Engineering Contradictions & Design Principles
Engineering Contradiction Analysis
1Power
If cloud-based edge computing implementations are used, then large-scale computing resources are available, but latency increases and response time deteriorates
Solution Approach 1:
The patent introduces an edge computing appliance as an intermediary device deployed between cloud infrastructure and end-user devices. This appliance provides local computing resources (CPU, GPU, storage) that mediate between cloud-based services and local devices, enabling low-latency processing while maintaining connection to cloud resources when needed. The appliance acts as a local proxy that can operate independently or in coordination with cloud services.
2Power
If cloud-based service connections are established, then computing power is improved, but device compatibility deteriorates for devices without connection capability
Solution Approach 1:
The edge computing appliance is designed with universal compatibility across multiple device types including smartphones, tablets, AR/VR headsets, and IoT devices. It provides standardized computing services through virtualized containers that can serve diverse applications (graphics processing, AI inference, video rendering) on various hardware platforms. The appliance's multi-functional design allows it to adapt to different device capabilities and requirements.
3Productivity
If on-device processing capabilities are enhanced, then application performance is improved, but device complexity and processing requirements increase
Solution Approach 1:
The patent extracts complex computing workloads from end-user devices and relocates them to the edge computing appliance.

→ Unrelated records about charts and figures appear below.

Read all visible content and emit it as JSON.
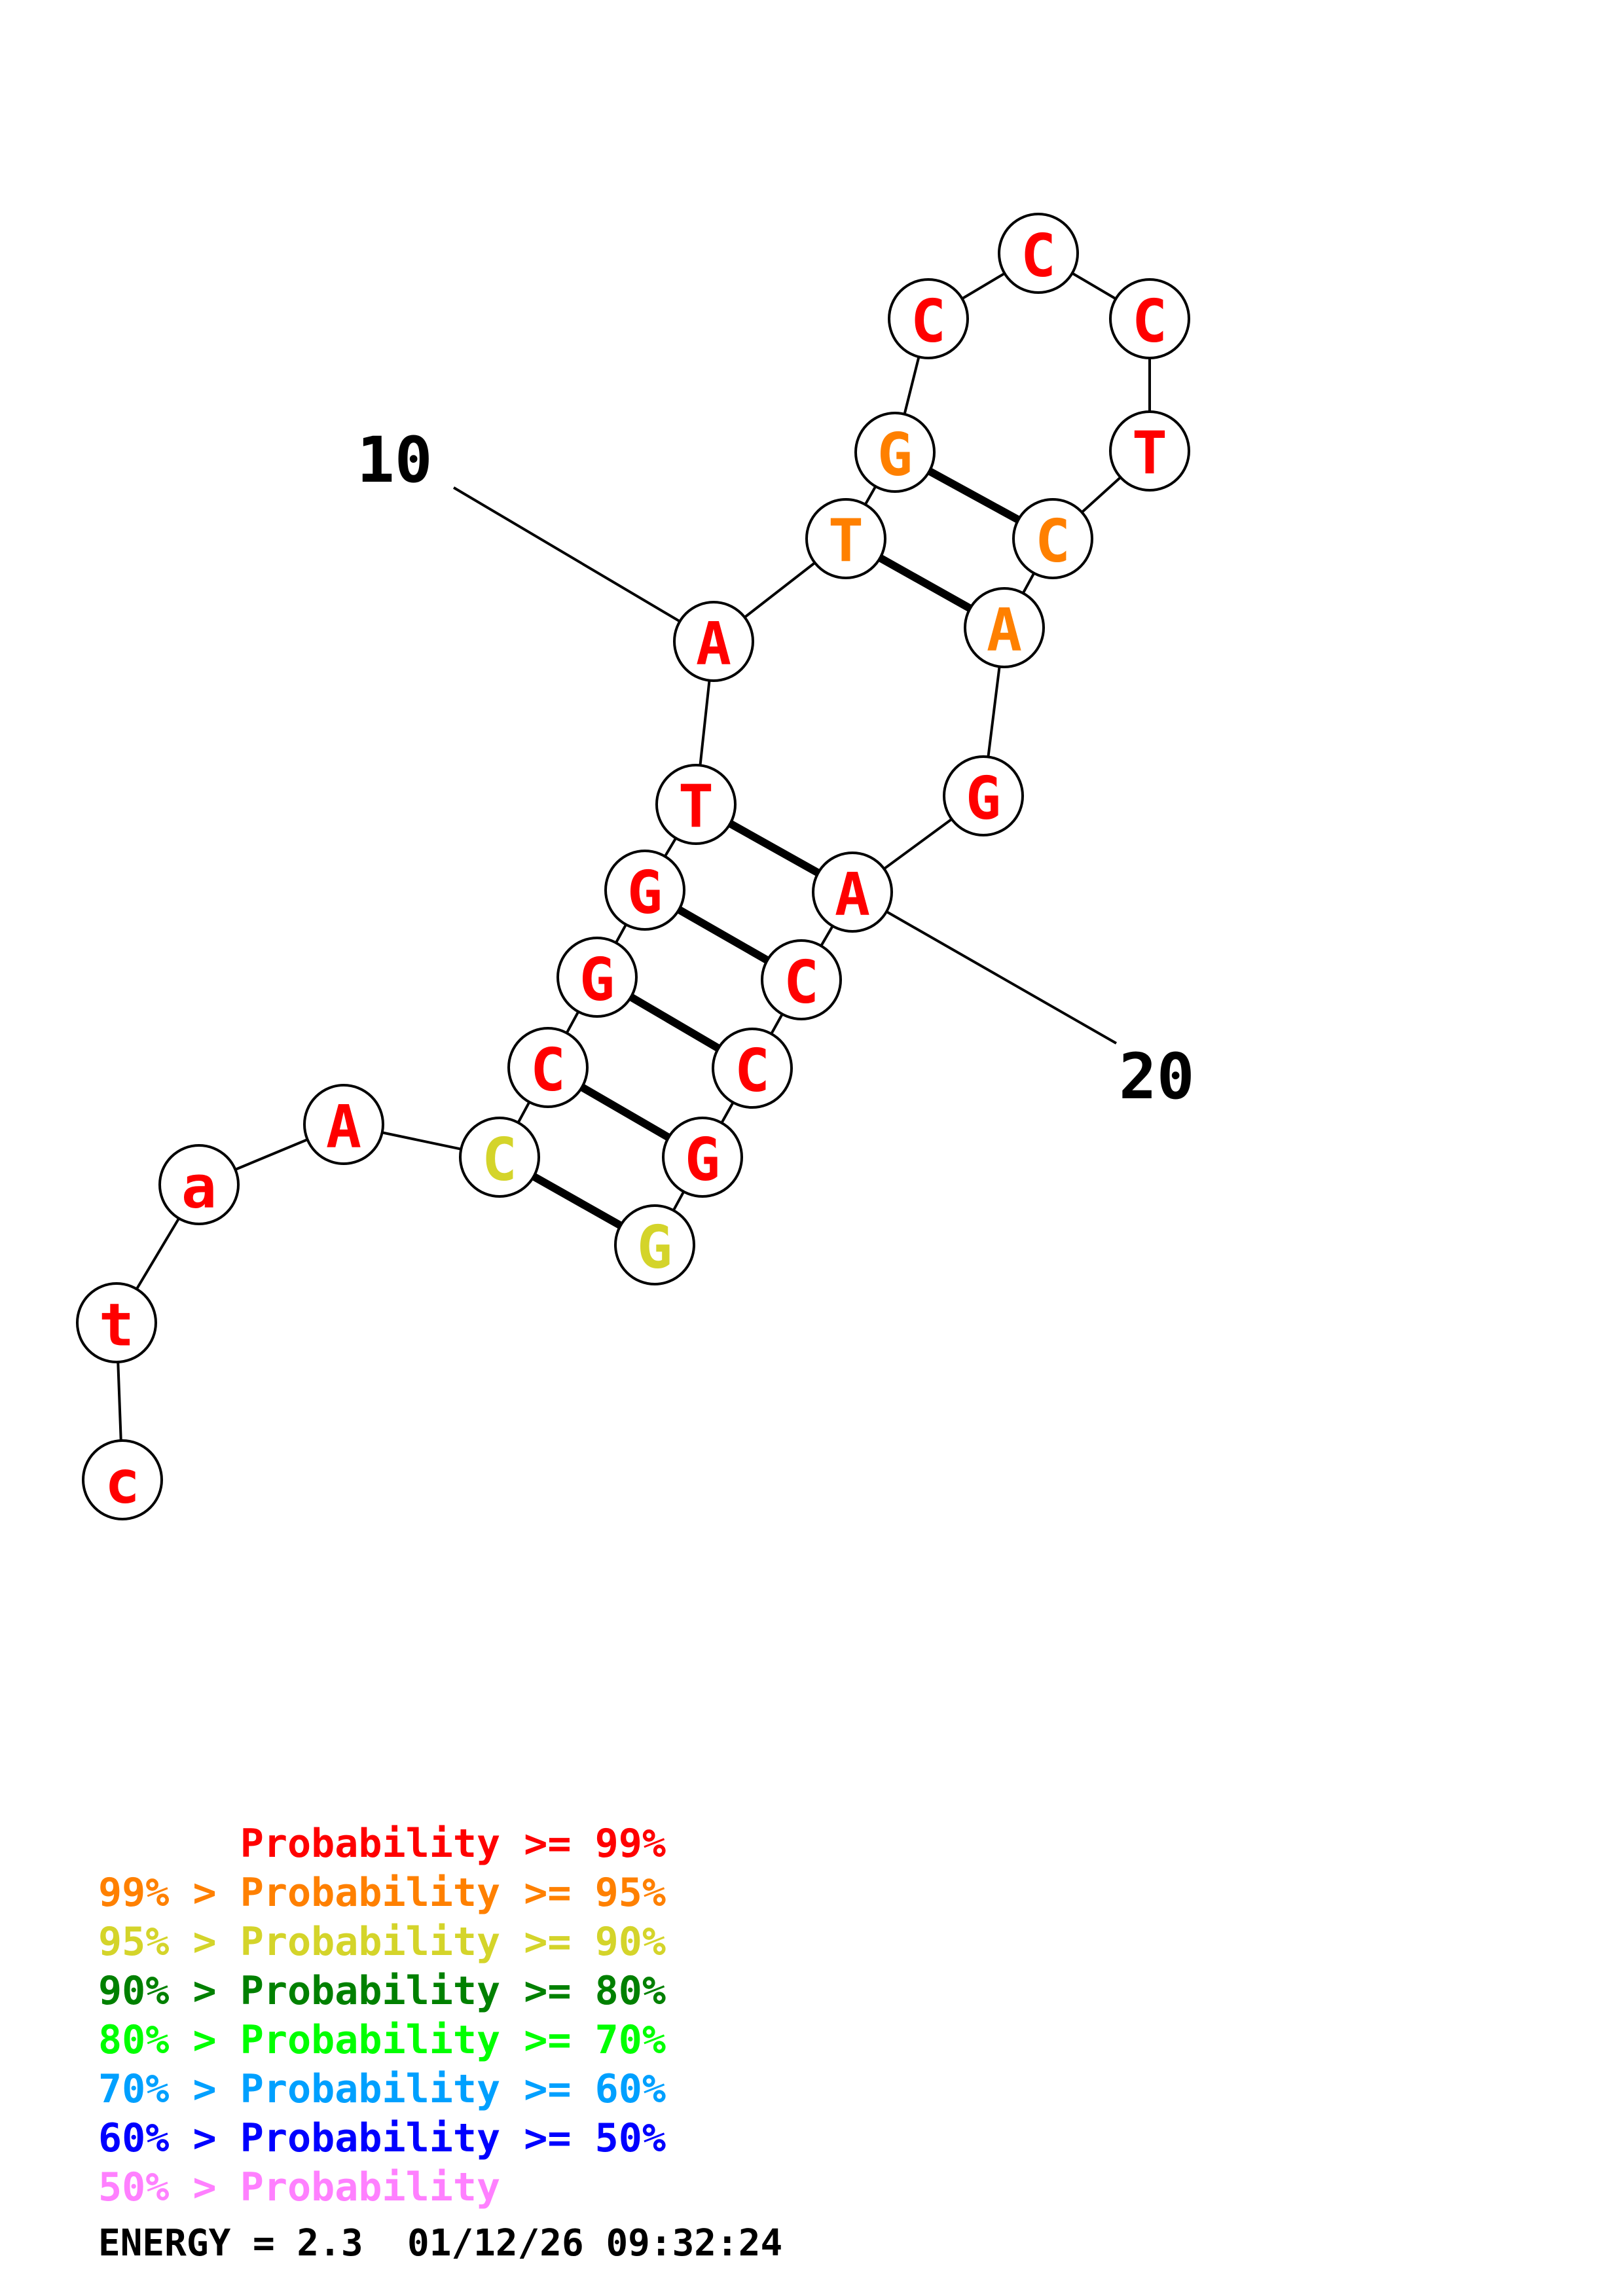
{
  "nucleotides": [
    {
      "label": "c",
      "color": "#ff0000"
    },
    {
      "label": "t",
      "color": "#ff0000"
    },
    {
      "label": "a",
      "color": "#ff0000"
    },
    {
      "label": "A",
      "color": "#ff0000"
    },
    {
      "label": "C",
      "color": "#d4d42a"
    },
    {
      "label": "C",
      "color": "#ff0000"
    },
    {
      "label": "G",
      "color": "#ff0000"
    },
    {
      "label": "G",
      "color": "#ff0000"
    },
    {
      "label": "T",
      "color": "#ff0000"
    },
    {
      "label": "A",
      "color": "#ff0000"
    },
    {
      "label": "T",
      "color": "#ff8000"
    },
    {
      "label": "G",
      "color": "#ff8000"
    },
    {
      "label": "C",
      "color": "#ff0000"
    },
    {
      "label": "C",
      "color": "#ff0000"
    },
    {
      "label": "C",
      "color": "#ff0000"
    },
    {
      "label": "T",
      "color": "#ff0000"
    },
    {
      "label": "C",
      "color": "#ff8000"
    },
    {
      "label": "A",
      "color": "#ff8000"
    },
    {
      "label": "G",
      "color": "#ff0000"
    },
    {
      "label": "A",
      "color": "#ff0000"
    },
    {
      "label": "C",
      "color": "#ff0000"
    },
    {
      "label": "C",
      "color": "#ff0000"
    },
    {
      "label": "G",
      "color": "#ff0000"
    },
    {
      "label": "G",
      "color": "#d4d42a"
    }
  ],
  "base_pairs": [
    [
      5,
      24
    ],
    [
      6,
      23
    ],
    [
      7,
      22
    ],
    [
      8,
      21
    ],
    [
      9,
      20
    ],
    [
      11,
      18
    ],
    [
      12,
      17
    ]
  ],
  "position_labels": [
    {
      "text": "10",
      "nucleotide": 10
    },
    {
      "text": "20",
      "nucleotide": 20
    }
  ],
  "legend": [
    {
      "text": "      Probability >= 99%",
      "color": "#ff0000"
    },
    {
      "text": "99% > Probability >= 95%",
      "color": "#ff8000"
    },
    {
      "text": "95% > Probability >= 90%",
      "color": "#d4d42a"
    },
    {
      "text": "90% > Probability >= 80%",
      "color": "#008000"
    },
    {
      "text": "80% > Probability >= 70%",
      "color": "#00ff00"
    },
    {
      "text": "70% > Probability >= 60%",
      "color": "#00a0ff"
    },
    {
      "text": "60% > Probability >= 50%",
      "color": "#0000ff"
    },
    {
      "text": "50% > Probability",
      "color": "#ff80ff"
    }
  ],
  "footer": {
    "energy_text": "ENERGY = 2.3  01/12/26 09:32:24"
  }
}
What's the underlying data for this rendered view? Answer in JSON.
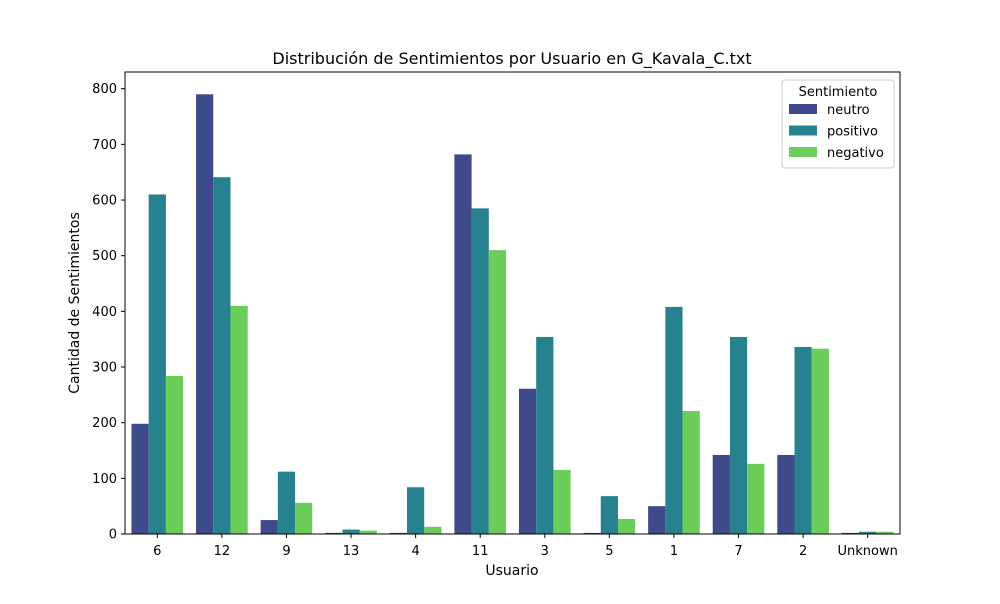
{
  "chart_data": {
    "type": "bar",
    "title": "Distribución de Sentimientos por Usuario en G_Kavala_C.txt",
    "xlabel": "Usuario",
    "ylabel": "Cantidad de Sentimientos",
    "ylim": [
      0,
      830
    ],
    "yticks": [
      0,
      100,
      200,
      300,
      400,
      500,
      600,
      700,
      800
    ],
    "categories": [
      "6",
      "12",
      "9",
      "13",
      "4",
      "11",
      "3",
      "5",
      "1",
      "7",
      "2",
      "Unknown"
    ],
    "legend": {
      "title": "Sentimiento",
      "placement": "top-right"
    },
    "grid": false,
    "series": [
      {
        "name": "neutro",
        "color": "#3e4a89",
        "values": [
          198,
          790,
          25,
          2,
          2,
          682,
          261,
          2,
          50,
          142,
          142,
          2
        ]
      },
      {
        "name": "positivo",
        "color": "#26828e",
        "values": [
          610,
          641,
          112,
          8,
          84,
          585,
          354,
          68,
          408,
          354,
          336,
          4
        ]
      },
      {
        "name": "negativo",
        "color": "#6ccd5a",
        "values": [
          284,
          410,
          56,
          6,
          13,
          510,
          115,
          27,
          221,
          126,
          333,
          4
        ]
      }
    ]
  }
}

By offloading tasks such as graphics rendering, AI model inference, and video processing to the external appliance, the solution maintains high application performance while keeping local devices simple and lightweight. The appliance handles the computational burden locally, eliminating the need for devices to have extensive processing capabilities.
Data Source
AI summary
An edge computing device receives, from a user device via an isolated local area network, a request for computing services that are hosted on the edge computing device and not on the user device. The edge computing device accesses policies that are applicable to the user device and the requested computing services. Based on the policies and the requested computing services, the edge computing device instantiates a container configured to provide the requested computing services. The container receives offloaded processing tasks from the device. The container executes the offloaded processing tasks, and sends, to the user device, data indicative of the processed tasks.